The daily horror stories being told in the Herald reveal that stories like these are not unusual. They are legion. That this treatment they mete out to good people is their standard method of operation.
That it’s not unusual for victims of accidents to be refused treatment, to suffer lengthy delays causing further injury, to be told that their injury is “degenerative,” to spend more money on lawyers than on treatment—to spend the end of what were productive lives in agony, while the system set up (allegedly) to help folk like this spurns any responsibility for them.
This is the cold-hearted face of government “charity.” Formerly good, productive New Zealanders left to eke out an existence on pain-killers and pity because the system supposed to help them can’t even help itself.
Face it: the whole system is as fraudulent as it is farcical. Retired “doctors” paid a nice fee for a few hours rubber-stamping the refusal of medical care, and bureaucrats with no more medical knowledge than a Friday-night drunk, between them sit in faceless judgement upon the lives of good people, with no comeback for these inhuman and cost-driven decisions.
This is nothing new. And it is all about cost.
The costs of this scheme have been blowing out for years—blowing out not because the wealth doesn’t exist to treat them, but because the scheme as set up is simply unsustainable.
There’s no saving it or amending it, because the very basis of the scheme makes it the unaffordable, uncontrollable behemoth it is. It’s no more an accident insurance scheme than Nick Smith is an astronaut.
And even those who do have private insurance are refused treatment by their providers because (due to the ACC legislation) they can’t pay for injuries that are the result of accidents. Which leaves us all to pay into and suffer an unsustainable welfare scheme whose very title, “accident compensation,” is a misnomer. It’s not compensation, it’s dereliction.
This, people, is the face of the socialised health system of which this country is so unreasonably and illogically proud. Good people are being pushed around and trodden upon by scum—and that’s precisely the way the “system” was set up to work.
If you’re going to have an accident, then don’t whatever you do have it in New Zealand.
You’ll be entering a whole world of pain you didn’t know even existed.
5 comments:
Weren't the government going to open ACC up to competition? When was it supposed to happen?
The worshippers of ACC say it is the envy of the world, and trot out the PWC report paid for by those who wanted the answer they got.

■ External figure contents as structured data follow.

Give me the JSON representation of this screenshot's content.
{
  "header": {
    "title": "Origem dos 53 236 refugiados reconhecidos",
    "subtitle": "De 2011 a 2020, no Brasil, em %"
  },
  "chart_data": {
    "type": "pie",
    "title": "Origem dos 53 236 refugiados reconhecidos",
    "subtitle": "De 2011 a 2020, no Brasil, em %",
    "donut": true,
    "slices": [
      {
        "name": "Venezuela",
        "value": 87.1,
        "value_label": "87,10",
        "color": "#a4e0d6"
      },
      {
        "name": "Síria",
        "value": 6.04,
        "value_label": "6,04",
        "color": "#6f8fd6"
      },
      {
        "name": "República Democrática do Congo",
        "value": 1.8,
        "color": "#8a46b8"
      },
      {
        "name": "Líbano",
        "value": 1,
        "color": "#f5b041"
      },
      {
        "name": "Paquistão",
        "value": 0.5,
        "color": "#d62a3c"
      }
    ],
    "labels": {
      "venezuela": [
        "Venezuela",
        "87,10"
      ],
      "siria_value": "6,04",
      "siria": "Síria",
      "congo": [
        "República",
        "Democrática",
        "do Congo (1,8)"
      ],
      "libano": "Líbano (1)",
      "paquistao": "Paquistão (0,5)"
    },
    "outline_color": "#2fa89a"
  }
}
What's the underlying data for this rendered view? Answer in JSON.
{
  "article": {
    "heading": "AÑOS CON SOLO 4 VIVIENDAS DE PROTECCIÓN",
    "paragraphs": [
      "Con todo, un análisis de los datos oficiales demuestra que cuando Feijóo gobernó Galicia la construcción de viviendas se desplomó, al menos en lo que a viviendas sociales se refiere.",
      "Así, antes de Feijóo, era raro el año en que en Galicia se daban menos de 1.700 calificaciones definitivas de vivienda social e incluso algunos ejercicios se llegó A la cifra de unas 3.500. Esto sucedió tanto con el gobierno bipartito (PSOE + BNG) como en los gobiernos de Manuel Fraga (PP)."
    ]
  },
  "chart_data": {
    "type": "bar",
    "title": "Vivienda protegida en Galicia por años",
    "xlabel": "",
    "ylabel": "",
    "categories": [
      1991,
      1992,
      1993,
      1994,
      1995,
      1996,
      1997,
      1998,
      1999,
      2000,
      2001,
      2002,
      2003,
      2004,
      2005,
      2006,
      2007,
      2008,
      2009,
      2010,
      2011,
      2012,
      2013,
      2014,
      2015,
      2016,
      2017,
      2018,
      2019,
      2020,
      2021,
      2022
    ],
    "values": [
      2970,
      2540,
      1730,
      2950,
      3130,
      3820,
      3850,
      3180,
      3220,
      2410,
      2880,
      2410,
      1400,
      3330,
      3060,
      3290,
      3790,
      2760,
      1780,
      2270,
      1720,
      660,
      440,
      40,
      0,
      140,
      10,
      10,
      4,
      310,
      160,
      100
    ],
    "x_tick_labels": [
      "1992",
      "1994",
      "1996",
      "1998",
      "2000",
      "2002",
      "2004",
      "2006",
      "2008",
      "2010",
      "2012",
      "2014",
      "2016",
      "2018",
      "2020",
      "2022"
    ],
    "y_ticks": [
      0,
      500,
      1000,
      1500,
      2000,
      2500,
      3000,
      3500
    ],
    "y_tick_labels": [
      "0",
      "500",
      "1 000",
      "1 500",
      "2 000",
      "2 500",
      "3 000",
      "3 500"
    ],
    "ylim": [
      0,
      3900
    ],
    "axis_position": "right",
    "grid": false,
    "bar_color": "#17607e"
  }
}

No other country has anything like ACC, the closest that exists is compulsory accident insurance for road accidents.
The answer given as to why is "corruption" by tort lawyers campaigning for the status quo. Yet, funnily enough, the entire Western world seems to have watched the NZ experiment and said "no thanks".
At the very least the entire system should be opened to competition so people can buy the cover they want beyond the bare minimum, and ACC's unresponsiveness be held accountable.
However, I forgot Labour didn't lose the last election - not in spirit anyway.
Easy. Just make 'contributions' to (and ergo utilisation of) this state owned monopoly non-compulsory.
I saw--time and again--the same losers coming through E.D. on their third overdose, young guys with lacerations caused by punching out windows when drunk, fourteen year-old girls coming through yet again suffering from alcohol poisoning...and lots more.
And every damn one was treated for no charge, on ACC.
It obviously pays to be a loser scumbag, under this system.
Can you sue over medical malpractice in NZ? If you can't, that seems absurd and obscene. Even in UK with its NHS, you can sue - and people often do.